Last weekend a small Japanese spacecraft called Hayabusa achieved a notable first in solar-system exploration.
The Japanese Aerospace Exploration Agency announced it had soft-landed Hayabusa on the asteroid Itokawa, collected a sample from the surface and then successfully lifted off again.
The first attempt to land on November 20 was also successful but it failed to collect a sample. We have to look back over 30 years to the Apollo missions to the Moon to recall the last time a spacecraft landed on another celestial body and then took off again.
Hayabusa is at present 288 million km from Earth and signals take 16 minutes to reach it. It was launched from Earth in 2003 and arrived at the asteroid last September.

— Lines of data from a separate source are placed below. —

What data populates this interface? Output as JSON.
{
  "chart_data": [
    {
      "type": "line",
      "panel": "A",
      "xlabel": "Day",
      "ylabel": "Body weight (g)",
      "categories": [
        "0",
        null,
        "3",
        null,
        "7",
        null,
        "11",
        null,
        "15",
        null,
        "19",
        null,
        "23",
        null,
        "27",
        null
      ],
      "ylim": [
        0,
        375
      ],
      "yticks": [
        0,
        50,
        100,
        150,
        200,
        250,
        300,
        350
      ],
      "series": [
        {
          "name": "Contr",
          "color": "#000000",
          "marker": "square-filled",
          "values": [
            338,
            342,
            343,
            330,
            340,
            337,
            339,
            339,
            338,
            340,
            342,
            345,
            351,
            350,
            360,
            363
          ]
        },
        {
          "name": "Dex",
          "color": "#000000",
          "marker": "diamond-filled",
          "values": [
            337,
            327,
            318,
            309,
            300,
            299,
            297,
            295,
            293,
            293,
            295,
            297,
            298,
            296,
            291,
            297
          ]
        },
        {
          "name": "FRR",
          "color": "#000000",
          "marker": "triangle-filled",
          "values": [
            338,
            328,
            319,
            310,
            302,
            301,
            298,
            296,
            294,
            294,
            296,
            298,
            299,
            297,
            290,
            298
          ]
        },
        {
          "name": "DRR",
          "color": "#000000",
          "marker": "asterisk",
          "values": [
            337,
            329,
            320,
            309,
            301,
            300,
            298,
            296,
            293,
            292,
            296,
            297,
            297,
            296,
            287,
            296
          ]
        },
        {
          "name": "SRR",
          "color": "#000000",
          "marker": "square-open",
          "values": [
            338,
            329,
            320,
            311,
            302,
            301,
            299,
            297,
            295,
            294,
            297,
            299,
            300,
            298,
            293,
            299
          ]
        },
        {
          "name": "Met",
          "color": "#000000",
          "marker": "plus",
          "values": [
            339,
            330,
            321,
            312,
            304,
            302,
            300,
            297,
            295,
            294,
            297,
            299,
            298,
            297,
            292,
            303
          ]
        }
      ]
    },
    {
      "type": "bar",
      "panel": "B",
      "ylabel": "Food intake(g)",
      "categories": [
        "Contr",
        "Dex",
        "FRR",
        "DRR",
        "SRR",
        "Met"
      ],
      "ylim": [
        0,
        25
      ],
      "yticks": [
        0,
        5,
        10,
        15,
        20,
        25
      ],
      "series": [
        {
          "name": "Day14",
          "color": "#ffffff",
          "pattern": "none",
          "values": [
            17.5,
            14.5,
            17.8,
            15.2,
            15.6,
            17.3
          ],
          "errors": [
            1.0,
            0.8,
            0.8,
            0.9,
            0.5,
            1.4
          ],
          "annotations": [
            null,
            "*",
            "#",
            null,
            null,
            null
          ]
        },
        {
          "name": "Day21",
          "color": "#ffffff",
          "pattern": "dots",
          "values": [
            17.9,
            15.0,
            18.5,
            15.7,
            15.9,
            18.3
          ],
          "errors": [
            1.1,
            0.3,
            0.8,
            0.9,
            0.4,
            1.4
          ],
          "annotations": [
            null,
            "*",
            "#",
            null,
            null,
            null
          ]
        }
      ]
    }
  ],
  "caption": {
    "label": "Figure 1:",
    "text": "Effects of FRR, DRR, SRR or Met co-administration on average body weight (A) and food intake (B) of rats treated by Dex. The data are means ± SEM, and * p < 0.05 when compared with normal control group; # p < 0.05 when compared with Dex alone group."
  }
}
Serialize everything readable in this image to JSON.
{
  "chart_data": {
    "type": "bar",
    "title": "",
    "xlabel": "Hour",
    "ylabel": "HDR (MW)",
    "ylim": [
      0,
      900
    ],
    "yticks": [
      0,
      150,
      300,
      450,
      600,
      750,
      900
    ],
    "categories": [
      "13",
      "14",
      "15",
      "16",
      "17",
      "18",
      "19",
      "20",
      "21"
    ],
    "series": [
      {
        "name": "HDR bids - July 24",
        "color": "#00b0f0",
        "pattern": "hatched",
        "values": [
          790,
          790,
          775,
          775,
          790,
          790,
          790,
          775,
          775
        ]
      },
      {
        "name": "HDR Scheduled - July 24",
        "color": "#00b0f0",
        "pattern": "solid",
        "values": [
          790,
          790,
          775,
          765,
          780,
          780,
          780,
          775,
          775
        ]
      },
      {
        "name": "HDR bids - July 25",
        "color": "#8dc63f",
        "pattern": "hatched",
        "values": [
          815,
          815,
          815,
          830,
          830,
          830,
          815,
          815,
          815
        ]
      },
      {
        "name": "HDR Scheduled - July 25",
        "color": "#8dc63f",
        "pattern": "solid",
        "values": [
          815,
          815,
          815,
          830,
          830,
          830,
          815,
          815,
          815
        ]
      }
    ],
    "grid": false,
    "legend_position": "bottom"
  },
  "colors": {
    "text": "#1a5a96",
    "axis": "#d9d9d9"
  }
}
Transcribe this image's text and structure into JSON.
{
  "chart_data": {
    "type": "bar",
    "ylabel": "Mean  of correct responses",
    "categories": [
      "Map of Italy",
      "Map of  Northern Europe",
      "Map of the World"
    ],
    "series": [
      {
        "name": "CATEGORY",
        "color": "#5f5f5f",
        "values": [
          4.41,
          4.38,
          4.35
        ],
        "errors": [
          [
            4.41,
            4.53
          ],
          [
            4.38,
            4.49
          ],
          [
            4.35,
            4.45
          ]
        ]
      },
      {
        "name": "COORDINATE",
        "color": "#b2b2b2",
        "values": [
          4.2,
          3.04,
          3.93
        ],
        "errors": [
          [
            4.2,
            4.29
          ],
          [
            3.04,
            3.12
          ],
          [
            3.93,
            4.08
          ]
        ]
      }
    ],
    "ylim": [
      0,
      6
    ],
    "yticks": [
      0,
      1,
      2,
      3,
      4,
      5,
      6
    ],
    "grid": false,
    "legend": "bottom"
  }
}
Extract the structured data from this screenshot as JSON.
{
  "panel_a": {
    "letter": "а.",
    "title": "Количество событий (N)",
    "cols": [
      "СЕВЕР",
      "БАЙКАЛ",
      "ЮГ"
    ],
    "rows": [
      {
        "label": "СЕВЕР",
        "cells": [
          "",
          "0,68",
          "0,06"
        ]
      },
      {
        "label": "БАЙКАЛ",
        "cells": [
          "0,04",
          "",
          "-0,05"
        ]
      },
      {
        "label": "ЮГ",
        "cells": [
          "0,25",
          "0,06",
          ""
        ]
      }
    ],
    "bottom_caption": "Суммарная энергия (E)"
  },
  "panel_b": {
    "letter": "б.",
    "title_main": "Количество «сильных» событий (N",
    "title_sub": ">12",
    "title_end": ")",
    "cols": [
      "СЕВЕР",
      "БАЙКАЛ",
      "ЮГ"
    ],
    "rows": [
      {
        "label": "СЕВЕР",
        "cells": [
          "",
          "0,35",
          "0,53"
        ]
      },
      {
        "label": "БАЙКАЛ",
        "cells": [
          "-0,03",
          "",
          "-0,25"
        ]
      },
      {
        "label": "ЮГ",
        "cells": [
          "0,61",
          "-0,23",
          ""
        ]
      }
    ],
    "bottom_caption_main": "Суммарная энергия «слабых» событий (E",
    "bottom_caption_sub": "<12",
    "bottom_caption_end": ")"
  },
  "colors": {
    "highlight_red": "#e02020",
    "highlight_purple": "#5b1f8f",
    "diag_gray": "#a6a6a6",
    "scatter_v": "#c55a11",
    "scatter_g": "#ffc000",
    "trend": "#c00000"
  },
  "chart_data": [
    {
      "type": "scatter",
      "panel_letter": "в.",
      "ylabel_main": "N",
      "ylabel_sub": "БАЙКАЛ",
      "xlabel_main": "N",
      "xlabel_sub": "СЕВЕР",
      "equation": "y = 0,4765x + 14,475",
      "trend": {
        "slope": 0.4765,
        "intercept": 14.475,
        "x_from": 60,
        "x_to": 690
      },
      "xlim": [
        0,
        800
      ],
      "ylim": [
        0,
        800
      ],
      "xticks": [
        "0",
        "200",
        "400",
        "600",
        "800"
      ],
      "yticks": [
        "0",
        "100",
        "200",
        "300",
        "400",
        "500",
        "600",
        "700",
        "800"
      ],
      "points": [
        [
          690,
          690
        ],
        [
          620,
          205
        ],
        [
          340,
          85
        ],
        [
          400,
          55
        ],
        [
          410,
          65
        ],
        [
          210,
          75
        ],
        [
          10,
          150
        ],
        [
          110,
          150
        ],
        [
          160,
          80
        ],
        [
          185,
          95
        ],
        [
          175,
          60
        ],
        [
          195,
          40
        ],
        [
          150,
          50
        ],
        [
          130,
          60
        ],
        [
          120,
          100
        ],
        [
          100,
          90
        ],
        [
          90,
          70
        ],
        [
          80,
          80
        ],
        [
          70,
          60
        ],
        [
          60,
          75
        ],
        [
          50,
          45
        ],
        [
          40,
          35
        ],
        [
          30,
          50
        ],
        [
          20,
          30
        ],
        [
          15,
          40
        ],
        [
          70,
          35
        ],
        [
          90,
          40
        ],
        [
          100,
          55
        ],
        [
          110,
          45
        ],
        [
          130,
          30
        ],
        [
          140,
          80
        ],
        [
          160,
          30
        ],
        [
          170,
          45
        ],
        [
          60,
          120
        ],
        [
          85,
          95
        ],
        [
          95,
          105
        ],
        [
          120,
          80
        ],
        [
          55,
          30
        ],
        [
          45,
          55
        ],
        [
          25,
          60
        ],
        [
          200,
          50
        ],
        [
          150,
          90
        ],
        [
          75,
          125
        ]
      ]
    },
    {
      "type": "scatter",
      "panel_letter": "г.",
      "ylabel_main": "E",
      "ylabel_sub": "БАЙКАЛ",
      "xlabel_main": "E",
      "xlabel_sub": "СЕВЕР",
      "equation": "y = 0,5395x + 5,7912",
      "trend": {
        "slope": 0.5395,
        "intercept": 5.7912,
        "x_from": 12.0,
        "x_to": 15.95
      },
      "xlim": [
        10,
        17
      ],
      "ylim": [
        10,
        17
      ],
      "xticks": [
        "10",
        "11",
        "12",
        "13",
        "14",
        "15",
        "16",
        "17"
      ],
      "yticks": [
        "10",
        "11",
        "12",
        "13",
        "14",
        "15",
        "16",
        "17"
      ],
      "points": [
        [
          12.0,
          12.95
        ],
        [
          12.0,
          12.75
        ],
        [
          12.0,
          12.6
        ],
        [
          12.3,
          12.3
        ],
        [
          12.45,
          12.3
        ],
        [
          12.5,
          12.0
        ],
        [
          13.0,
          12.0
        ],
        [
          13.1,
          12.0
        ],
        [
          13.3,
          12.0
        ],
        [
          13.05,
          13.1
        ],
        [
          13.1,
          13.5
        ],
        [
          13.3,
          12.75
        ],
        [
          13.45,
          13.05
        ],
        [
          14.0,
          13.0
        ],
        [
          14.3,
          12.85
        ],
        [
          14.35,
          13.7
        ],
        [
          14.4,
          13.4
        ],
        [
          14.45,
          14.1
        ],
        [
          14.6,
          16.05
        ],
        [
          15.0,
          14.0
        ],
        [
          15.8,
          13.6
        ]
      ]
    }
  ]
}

Hayabusa successfully entered orbit and began mapping the surface to select a suitable landing site. It will have to begin its long voyage back to Earth by December 12 and its precious samples will be parachuted to a landing in Australia in June 2007.
Scientific analysis of this small piece of asteroid should tell astronomers a great deal about the material that formed the planets as well as the conditions prevailing at the birth of the solar system, 4.5 billion years ago.
The potato-shaped asteroid is about 500m long and has an orbit that periodically brings it close to the Earth. The images obtained by Hayabusa show it has a surface unlike any other so far studied, the most surprising feature being that its boulder-strewn surface is apparently devoid of impact craters.
The most likely explanation is that Itokawa is not a true solid body but, rather, a rubble pile made up of rocks, ice and dust loosely held together by the very weak gravitational field.
As it passes close to a planet such as Earth its components get shaken up and any impact features are erased.
Now for the bright planets. Venus is the brilliant white object dominating our western sky after sunset and its nightly progress through Sagittarius, and soon into Capricorn, is easy to see.
Mars is also very bright, unmistakable in Aries in the northeast after sunset. We are now leaving Mars behind and won't see it this bright again for another 13 years.
Saturn rises in Cancer at 1am and is due north just before dawn, at which time Jupiter may be spotted very low in the east.
* Grant Christie is an astronomy researcher, who writes a monthly column for the Herald.